I’m putting my hope in vaccines because they’re the best way I know to protect the people I love.

I’m a pharmacist and I work in vaccine medical affairs in Africa – which means I’m responsible for helping prepare countries across Africa for COVID-19 vaccines. The safety of COVID-19 vaccines matters to me not only on a professional level but also on a personal level.

My brother and his wife both have cancer and are a high-risk group, which makes this pandemic a huge challenge for them. It has been terribly worrying for me and my family, especially for my mum who is 91. She lives with my sister and she’s generally in good health, but to protect her we’ve had to isolate her. She’s normally full of energy, but I’ve seen her really suffer with the isolation. It’s hard for us all to watch this happen, and to have to keep limiting the things that my mum wants to do.

Of course, working from home for nine months has also got to me. I’m a runner, and it’s been really hard during full lockdown to stay put, because I run for my mental health. I even ran around my house during the first lockdown, just to keep active.

I’m putting my hope in the vaccines because they’re the best way to protect the people I love. We know vaccines build our immunity to the virus and will greatly reduce our risk of getting sick. We also hope they will help reduce the spread of the virus.

At the end of the day, we’re not going to take any shortcuts around the development of vaccines: I want them to protect all of us, including my family.

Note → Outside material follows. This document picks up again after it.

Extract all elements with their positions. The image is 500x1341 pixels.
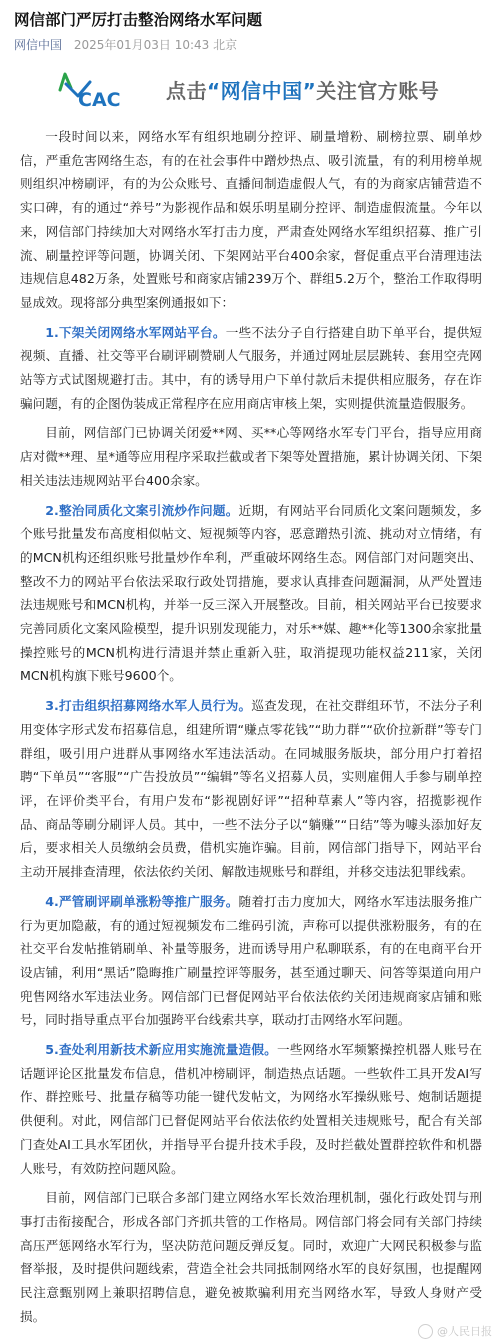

My colleagues and I have put in extra hours and worked exceptionally hard so that we can help advance the science. We are meticulous in what we do, following all the same protocols we would usually follow for any vaccine development. We consult experts in everything we do. We always double and triple check our results. And we believe in transparency when it comes to the development of vaccines.

I know that by getting vaccinated when the time comes, we’ll not only protect ourselves, we’ll also help those who are at risk and suffering from other diseases.